I have not used `magic' consistently, and indeed the Elven-queen
Galadriel is obliged to remonstrate with the Hobbits on their confused
use of the word both for the devices and operations of the Enemy, and for
those of the Elves. I have not, because there is not a word for the latter
(since all human stories have suffered the same confusion). But the Elves
are there (in my tales) to demonstrate the difference. Their `magic' is
Art,
delivered from many of its human limitations; more effortless, more
quick, more complete (product, and vision in unflawed correspondence).

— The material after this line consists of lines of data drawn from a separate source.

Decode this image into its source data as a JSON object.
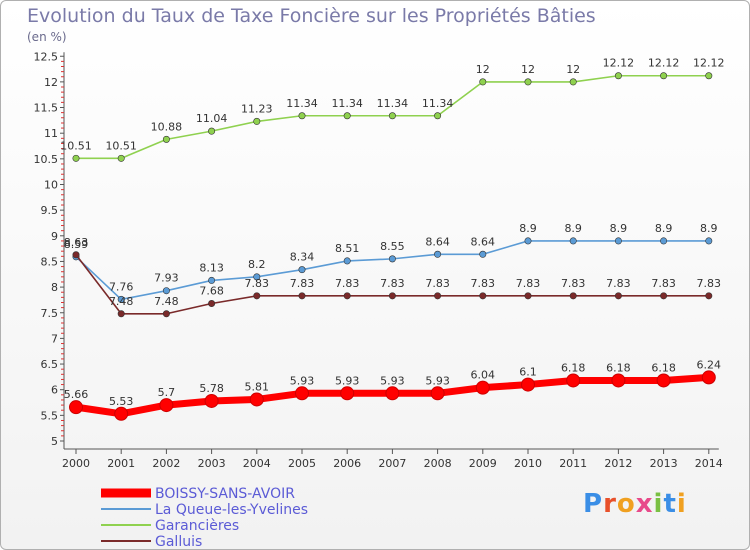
{
  "title": "Evolution du Taux de Taxe Foncière sur les Propriétés Bâties",
  "subtitle": "(en %)",
  "logo": {
    "text": "Proxiti",
    "letter_colors": [
      "#3a8ee6",
      "#e8502a",
      "#f0a020",
      "#e84a8a",
      "#7ac043",
      "#3a8ee6",
      "#f0a020"
    ]
  },
  "chart_data": {
    "type": "line",
    "title": "Evolution du Taux de Taxe Foncière sur les Propriétés Bâties",
    "ylabel": "(en %)",
    "xlabel": "",
    "ylim": [
      5,
      12.5
    ],
    "y_ticks": [
      "5",
      "5.5",
      "6",
      "6.5",
      "7",
      "7.5",
      "8",
      "8.5",
      "9",
      "9.5",
      "10",
      "10.5",
      "11",
      "11.5",
      "12",
      "12.5"
    ],
    "categories": [
      "2000",
      "2001",
      "2002",
      "2003",
      "2004",
      "2005",
      "2006",
      "2007",
      "2008",
      "2009",
      "2010",
      "2011",
      "2012",
      "2013",
      "2014"
    ],
    "grid": false,
    "legend_position": "bottom-left",
    "series": [
      {
        "name": "BOISSY-SANS-AVOIR",
        "color": "#ff0000",
        "values": [
          5.66,
          5.53,
          5.7,
          5.78,
          5.81,
          5.93,
          5.93,
          5.93,
          5.93,
          6.04,
          6.1,
          6.18,
          6.18,
          6.18,
          6.24
        ],
        "labels": [
          "5.66",
          "5.53",
          "5.7",
          "5.78",
          "5.81",
          "5.93",
          "5.93",
          "5.93",
          "5.93",
          "6.04",
          "6.1",
          "6.18",
          "6.18",
          "6.18",
          "6.24"
        ]
      },
      {
        "name": "La Queue-les-Yvelines",
        "color": "#5b9bd5",
        "values": [
          8.59,
          7.76,
          7.93,
          8.13,
          8.2,
          8.34,
          8.51,
          8.55,
          8.64,
          8.64,
          8.9,
          8.9,
          8.9,
          8.9,
          8.9
        ],
        "labels": [
          "8.59",
          "7.76",
          "7.93",
          "8.13",
          "8.2",
          "8.34",
          "8.51",
          "8.55",
          "8.64",
          "8.64",
          "8.9",
          "8.9",
          "8.9",
          "8.9",
          "8.9"
        ]
      },
      {
        "name": "Garancières",
        "color": "#8fd14f",
        "values": [
          10.51,
          10.51,
          10.88,
          11.04,
          11.23,
          11.34,
          11.34,
          11.34,
          11.34,
          12,
          12,
          12,
          12.12,
          12.12,
          12.12
        ],
        "labels": [
          "10.51",
          "10.51",
          "10.88",
          "11.04",
          "11.23",
          "11.34",
          "11.34",
          "11.34",
          "11.34",
          "12",
          "12",
          "12",
          "12.12",
          "12.12",
          "12.12"
        ]
      },
      {
        "name": "Galluis",
        "color": "#7a2a2a",
        "values": [
          8.63,
          7.48,
          7.48,
          7.68,
          7.83,
          7.83,
          7.83,
          7.83,
          7.83,
          7.83,
          7.83,
          7.83,
          7.83,
          7.83,
          7.83
        ],
        "labels": [
          "8.63",
          "7.48",
          "7.48",
          "7.68",
          "7.83",
          "7.83",
          "7.83",
          "7.83",
          "7.83",
          "7.83",
          "7.83",
          "7.83",
          "7.83",
          "7.83",
          "7.83"
        ]
      }
    ]
  }
}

And its object is Art not Power, sub-creation not domination and
tyrannous re-forming of Creation. The `Elves' are `immortal', at least
as
far as this world goes: and hence are concerned rather with the griefs
and
burdens of deathlessness in time and change, than with death. The Enemy
in successive forms is always `naturally' concerned with sheer
Domination, and so the Lord of magic and machines; but the problem: that
this frightful evil can and does arise from an apparently good root, the
desire to benefit the world and others - speedily and according to the
benefactor's own plans- is a recurrent motive."
(... much more deleted-sorry!)
* It is, I suppose, fundamentally concerned with the problem of the
relation of Art (and Sub-creation) and Primary Reality.